ABOUT THE MUNCH MUSEUM
Following a short illness Edvard Munch died on the 23rd of January 1944, at home in his villa Ekely on the outskirts of Oslo. Four years had passed since he bequeathed all his works of art to the City of Oslo.
THE MUNCH COLLECTION
The magnificent donation to the City consisted of approx. 1 100 paintings, close to 18 000 prints depicting more than 700 different motifs, 7 500 drawings and watercolours as well as six sculptures. In addition there were nearly 500 printing plates, 2 240 books, notebooks, documents, photographs, art tools, accessories and pieces of furniture. Further works of art by Edvard Munch as well as his extensive collection of letters were bequeathed to the City of Oslo by his sister Inger Munch, and were added to the Munch collection when she died in 1952. Today the Munch Museum houses more than half of Edvard Munch's paintings and most of print motifs.
THE MUNCH MUSEUM
Edvard Munch himself initiated a discussion about a future Munch Museum with Jens Thiis, the director of the National Gallery, back in 1927. The City of Oslo made its decision to build a Munch Museum in 1946. Discussions about where to locate it started from day one. Should it be placed in the Vigeland Park in the Frogner District or downtown behind the Royal Palace? Or maybe it should be built at Grünerløkka, where the artist had spent important years of his childhood?

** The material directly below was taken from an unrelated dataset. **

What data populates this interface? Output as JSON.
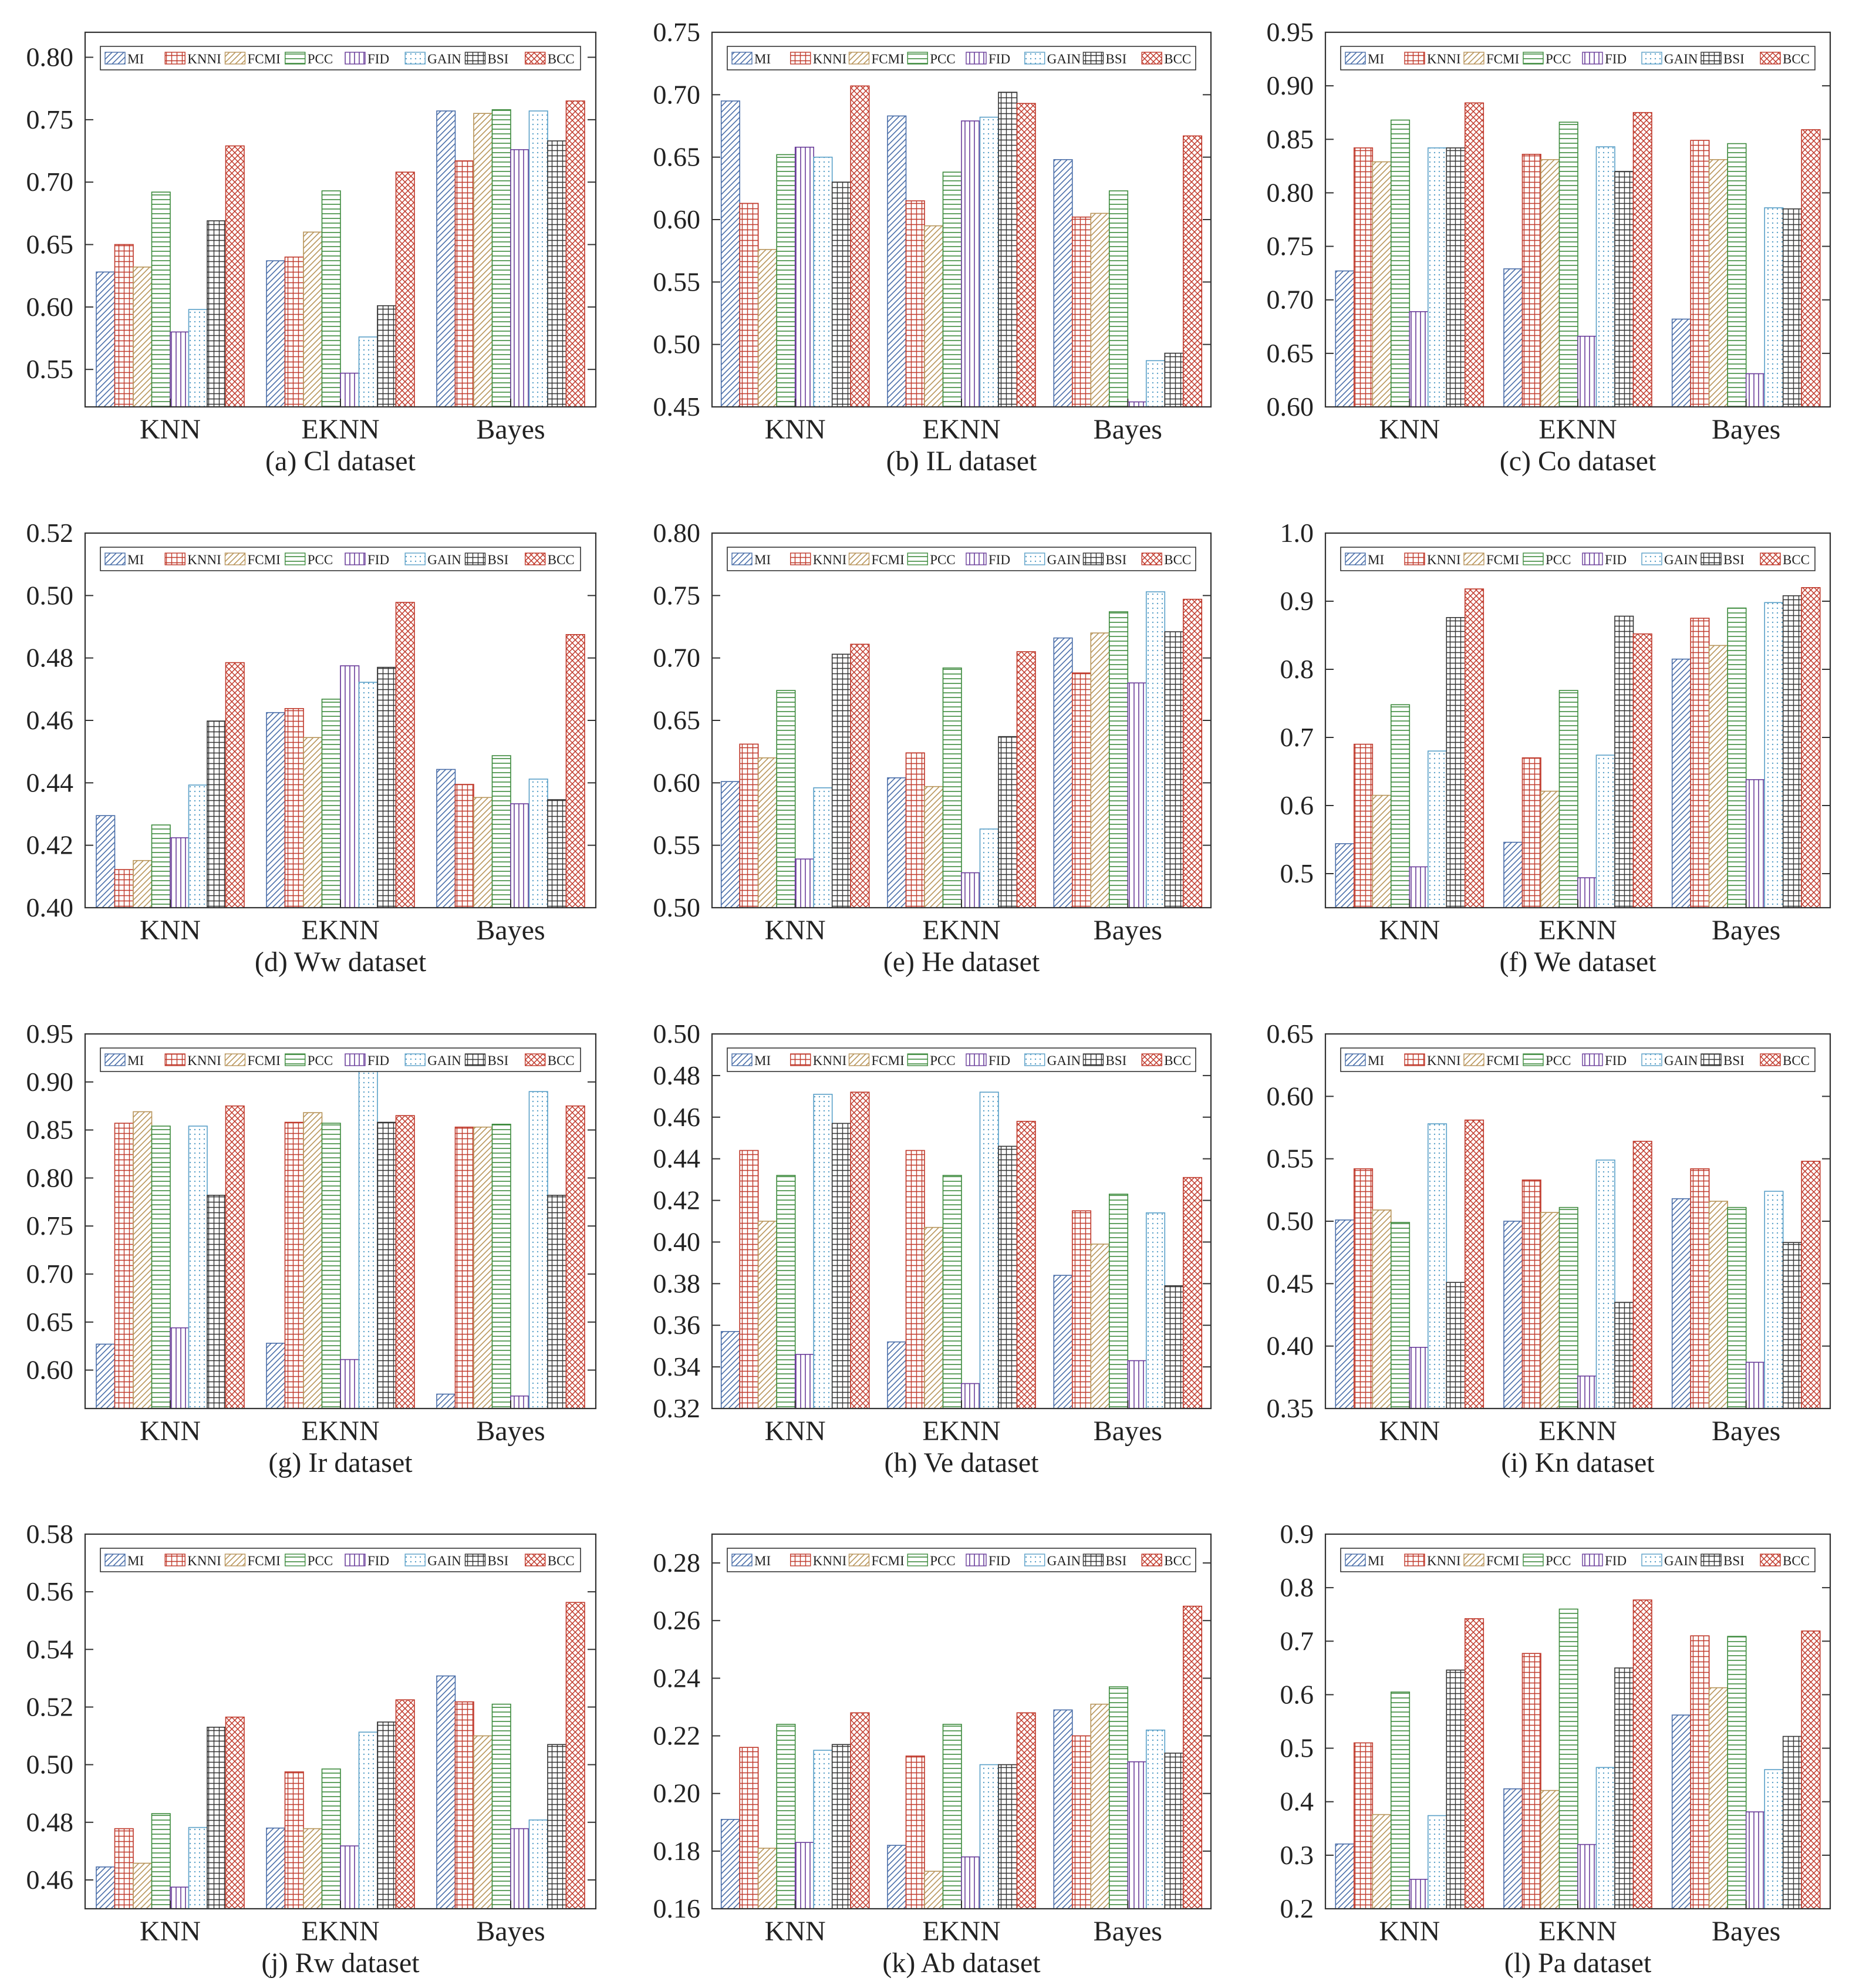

In the mid-1950s the Oslo City Council decided to build the museum in Tøyen in eastern Oslo. In May 1963, a hundred years after the artist's birth, the museum opened in architects Gunnar Fougner and Einar Myklebust's – by contemporary standards – very modern building.
THE NEW MUNCH MUSEUM
An increasing number of visitors come to the museum and additional space is needed in order to exhibit more of the collection. The Munch Museum has long outgrown its current premises. In May 2013, after years of debate, the Oslo City Council voted to build a new Munch Museum in Bjørvika in the Oslo's harbour area, close to the Opera. Spanish architects Herreros Arquitectos won the design competition and the new museum will be completed in 2019.